Who Is David Solomon? Goldman Sachs Names DJ-ing Banker CEO To Replace Lloyd Blankfein
Global investment bank Goldman Sachs announced on Tuesday the appointment of its new CEO, a banker who also happens to DJ and collect wine in his spare time.
David M. Solomon, the company’s current president, will replace Lloyd Blankfein as CEO in October, Goldman Sachs said in a statement. Blankfein, who ran the firm since 2006 and guided it through a financial crisis, will retire from his position as chairman.
The news comes as the company reported improved financial earnings, beating expectations for its second quarter, CNBC reported.
"I am honored and humbled to have the opportunity to lead Goldman Sachs and I appreciate the confidence Lloyd and the Board of Directors have placed in me," Solomon said in a statement. "I am excited about the opportunities for growth and know how vital our culture of client service and teamwork is to our success."
However, the 54-year-old perhaps breaks the mold of a traditional country club CEO. The native of Westchester County, New York, has an affinity for dance music, practices yoga, collects wine and moonlights as a DJs at least once a month in clubs in Miami and New York under the moniker D-Sol.
"I always loved music," Solomon said in a Goldman Sachs podcast. "I was a very analog guy. When I was in college, I must have had over 1,000 LPs, vinyl albums."
Solomon also produces his own music and in January released a remix of Fleetwood Mac's song, "Don't Stop." Under the record label Crowd Records, Solomon re-released the song with an extended version on Spotify and Apple Music in June.
He's also an avid wine collector and doesn't mind toting bottles from his cellar to restaurants.
Solomon graduated with a bachelor of arts degree in political science and government from Hamilton College, a private university in Clinton, New York, with less than 2,000 undergraduates.
After working for Drexler Burnham and Bear Stearns, he moved on to Goldman Sachs in 1999 as an investment banker after heading the investment banking division at Bear Stearns. Solomon rose through Goldman’s ranks and earned his role leading its investment banking unit in 2006.
In a podcast in September 2017, Solomon seemed to strike a pragmatic and versatile approach amid the bull market.
"We are extremely focused on finding ways, in a business that continues to change, to add value to our asset management clients -- one of the things that we can bring to the table that are really differentiated.

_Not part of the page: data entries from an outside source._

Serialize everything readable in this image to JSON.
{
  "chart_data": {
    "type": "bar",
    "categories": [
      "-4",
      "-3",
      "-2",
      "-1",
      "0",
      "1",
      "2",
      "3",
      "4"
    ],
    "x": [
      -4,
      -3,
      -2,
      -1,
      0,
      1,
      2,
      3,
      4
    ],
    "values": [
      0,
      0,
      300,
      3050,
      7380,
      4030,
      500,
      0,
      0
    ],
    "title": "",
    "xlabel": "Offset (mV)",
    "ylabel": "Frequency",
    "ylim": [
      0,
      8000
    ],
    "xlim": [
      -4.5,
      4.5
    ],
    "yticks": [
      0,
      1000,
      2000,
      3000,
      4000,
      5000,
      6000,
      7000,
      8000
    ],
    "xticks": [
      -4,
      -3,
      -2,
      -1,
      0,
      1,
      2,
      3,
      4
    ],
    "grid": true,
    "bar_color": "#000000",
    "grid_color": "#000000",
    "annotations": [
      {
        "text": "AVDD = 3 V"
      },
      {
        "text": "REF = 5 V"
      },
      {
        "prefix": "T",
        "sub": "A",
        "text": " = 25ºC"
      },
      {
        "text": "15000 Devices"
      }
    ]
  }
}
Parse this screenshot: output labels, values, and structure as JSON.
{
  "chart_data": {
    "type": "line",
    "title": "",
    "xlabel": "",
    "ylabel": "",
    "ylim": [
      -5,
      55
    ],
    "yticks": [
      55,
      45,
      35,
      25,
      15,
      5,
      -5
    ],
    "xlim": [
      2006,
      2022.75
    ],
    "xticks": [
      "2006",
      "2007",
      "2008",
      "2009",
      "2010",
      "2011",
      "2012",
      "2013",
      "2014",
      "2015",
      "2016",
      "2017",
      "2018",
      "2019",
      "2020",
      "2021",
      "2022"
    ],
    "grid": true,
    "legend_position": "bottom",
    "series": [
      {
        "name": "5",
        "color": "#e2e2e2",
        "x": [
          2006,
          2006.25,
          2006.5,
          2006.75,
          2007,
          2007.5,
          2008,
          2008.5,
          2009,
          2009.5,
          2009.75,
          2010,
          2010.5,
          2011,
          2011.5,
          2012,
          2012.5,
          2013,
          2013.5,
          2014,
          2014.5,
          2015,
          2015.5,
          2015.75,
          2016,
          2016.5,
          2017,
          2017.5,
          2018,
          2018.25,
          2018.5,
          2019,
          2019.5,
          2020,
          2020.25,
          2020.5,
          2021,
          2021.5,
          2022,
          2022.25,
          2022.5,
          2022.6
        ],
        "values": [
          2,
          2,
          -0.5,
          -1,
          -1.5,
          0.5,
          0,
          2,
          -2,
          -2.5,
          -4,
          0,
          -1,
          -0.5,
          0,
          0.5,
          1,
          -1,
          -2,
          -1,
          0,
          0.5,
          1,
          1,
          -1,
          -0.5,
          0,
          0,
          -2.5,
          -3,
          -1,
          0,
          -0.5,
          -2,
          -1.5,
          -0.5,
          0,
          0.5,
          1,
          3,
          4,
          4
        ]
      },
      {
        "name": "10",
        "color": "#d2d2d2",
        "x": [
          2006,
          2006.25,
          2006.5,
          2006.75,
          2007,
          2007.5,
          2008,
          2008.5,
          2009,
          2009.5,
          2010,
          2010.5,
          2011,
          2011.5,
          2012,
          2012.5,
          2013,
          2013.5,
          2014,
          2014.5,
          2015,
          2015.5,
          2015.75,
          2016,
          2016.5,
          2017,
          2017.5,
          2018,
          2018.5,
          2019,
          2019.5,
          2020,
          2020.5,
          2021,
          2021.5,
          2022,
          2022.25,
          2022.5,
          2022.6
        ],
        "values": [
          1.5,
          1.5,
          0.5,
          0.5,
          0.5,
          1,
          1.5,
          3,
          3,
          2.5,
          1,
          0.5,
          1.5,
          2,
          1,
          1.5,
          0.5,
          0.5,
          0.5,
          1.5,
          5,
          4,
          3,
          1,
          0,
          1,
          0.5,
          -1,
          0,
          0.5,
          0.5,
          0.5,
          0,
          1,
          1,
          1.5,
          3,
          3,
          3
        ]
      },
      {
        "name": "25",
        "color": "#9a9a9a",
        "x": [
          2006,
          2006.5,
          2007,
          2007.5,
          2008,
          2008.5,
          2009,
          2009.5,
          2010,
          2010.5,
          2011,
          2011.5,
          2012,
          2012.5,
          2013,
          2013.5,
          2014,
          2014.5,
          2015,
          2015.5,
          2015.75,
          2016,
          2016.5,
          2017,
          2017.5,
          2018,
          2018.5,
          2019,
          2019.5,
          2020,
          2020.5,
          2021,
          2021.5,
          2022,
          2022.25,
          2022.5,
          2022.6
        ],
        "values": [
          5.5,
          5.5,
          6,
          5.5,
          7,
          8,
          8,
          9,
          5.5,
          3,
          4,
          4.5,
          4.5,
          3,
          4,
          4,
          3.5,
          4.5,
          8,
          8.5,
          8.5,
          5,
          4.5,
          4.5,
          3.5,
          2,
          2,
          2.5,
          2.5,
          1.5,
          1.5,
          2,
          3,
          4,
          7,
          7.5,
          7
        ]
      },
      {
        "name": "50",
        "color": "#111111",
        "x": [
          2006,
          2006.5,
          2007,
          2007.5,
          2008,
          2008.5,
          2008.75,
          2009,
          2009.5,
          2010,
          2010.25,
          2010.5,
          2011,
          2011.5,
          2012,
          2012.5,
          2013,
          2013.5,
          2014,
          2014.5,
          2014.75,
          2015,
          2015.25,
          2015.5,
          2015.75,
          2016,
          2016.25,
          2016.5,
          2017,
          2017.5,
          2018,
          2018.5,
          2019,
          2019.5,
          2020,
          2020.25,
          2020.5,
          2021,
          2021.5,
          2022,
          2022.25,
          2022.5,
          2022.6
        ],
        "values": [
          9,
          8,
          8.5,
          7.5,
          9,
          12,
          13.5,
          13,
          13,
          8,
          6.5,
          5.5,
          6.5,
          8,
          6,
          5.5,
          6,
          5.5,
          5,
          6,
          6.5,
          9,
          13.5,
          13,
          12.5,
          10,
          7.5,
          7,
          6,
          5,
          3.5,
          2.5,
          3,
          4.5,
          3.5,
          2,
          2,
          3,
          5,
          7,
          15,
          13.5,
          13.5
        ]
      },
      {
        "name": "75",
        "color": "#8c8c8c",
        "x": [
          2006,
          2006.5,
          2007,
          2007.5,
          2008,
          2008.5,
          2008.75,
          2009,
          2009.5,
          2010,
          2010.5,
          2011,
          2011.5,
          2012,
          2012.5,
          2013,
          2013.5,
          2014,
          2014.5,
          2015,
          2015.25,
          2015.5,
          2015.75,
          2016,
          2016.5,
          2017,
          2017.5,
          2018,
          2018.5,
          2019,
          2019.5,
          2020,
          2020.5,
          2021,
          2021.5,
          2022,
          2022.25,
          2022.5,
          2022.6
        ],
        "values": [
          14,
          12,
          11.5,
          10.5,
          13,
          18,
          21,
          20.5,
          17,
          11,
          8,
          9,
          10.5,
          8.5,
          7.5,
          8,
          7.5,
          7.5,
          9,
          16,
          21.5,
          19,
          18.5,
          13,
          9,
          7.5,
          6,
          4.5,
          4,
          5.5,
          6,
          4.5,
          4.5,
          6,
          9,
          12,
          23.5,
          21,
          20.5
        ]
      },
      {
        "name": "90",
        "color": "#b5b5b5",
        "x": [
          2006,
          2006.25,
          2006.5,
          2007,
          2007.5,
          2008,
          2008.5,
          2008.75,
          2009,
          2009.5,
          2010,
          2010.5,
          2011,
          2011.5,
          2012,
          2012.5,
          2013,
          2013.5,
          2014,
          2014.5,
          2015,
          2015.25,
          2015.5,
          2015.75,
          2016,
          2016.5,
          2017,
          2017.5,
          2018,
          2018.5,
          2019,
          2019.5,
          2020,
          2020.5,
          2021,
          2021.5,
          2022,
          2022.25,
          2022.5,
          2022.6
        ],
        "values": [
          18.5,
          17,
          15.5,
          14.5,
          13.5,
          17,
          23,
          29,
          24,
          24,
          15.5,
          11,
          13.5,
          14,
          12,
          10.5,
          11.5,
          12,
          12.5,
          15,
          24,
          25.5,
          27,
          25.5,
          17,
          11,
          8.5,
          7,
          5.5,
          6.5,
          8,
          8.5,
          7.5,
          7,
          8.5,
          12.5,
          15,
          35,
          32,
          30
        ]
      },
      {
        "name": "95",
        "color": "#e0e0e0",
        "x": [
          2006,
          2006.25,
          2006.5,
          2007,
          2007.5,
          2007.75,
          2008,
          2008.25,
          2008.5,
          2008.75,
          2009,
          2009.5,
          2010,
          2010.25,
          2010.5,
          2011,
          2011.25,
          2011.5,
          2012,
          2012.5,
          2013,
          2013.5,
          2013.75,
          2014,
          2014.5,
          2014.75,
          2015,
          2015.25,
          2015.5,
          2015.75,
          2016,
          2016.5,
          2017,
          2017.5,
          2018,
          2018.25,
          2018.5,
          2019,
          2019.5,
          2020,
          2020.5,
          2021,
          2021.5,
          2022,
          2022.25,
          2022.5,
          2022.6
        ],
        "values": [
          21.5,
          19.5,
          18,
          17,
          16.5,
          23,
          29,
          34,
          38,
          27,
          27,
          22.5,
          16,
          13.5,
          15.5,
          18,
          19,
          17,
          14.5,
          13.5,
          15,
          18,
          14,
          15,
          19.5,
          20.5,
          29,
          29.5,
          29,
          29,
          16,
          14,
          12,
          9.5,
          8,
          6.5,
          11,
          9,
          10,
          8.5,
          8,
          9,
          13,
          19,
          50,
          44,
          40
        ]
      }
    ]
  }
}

We do play in some of the passive management products: we have an ETF business that we're building and we're growing. There's no question that there is a time and place for those products," said Solomon.
He also boasted of the famed investment firm's ability to promote a healthy workplace for employees.
"You have to create an atmosphere where people can work hard but also have opportunities to have a life, play hard and to have some balance in all of that," Solomon said. "It's not an easy thing to get right but I think it's our job to figure out how to do that. We've done a lot to set some boundaries."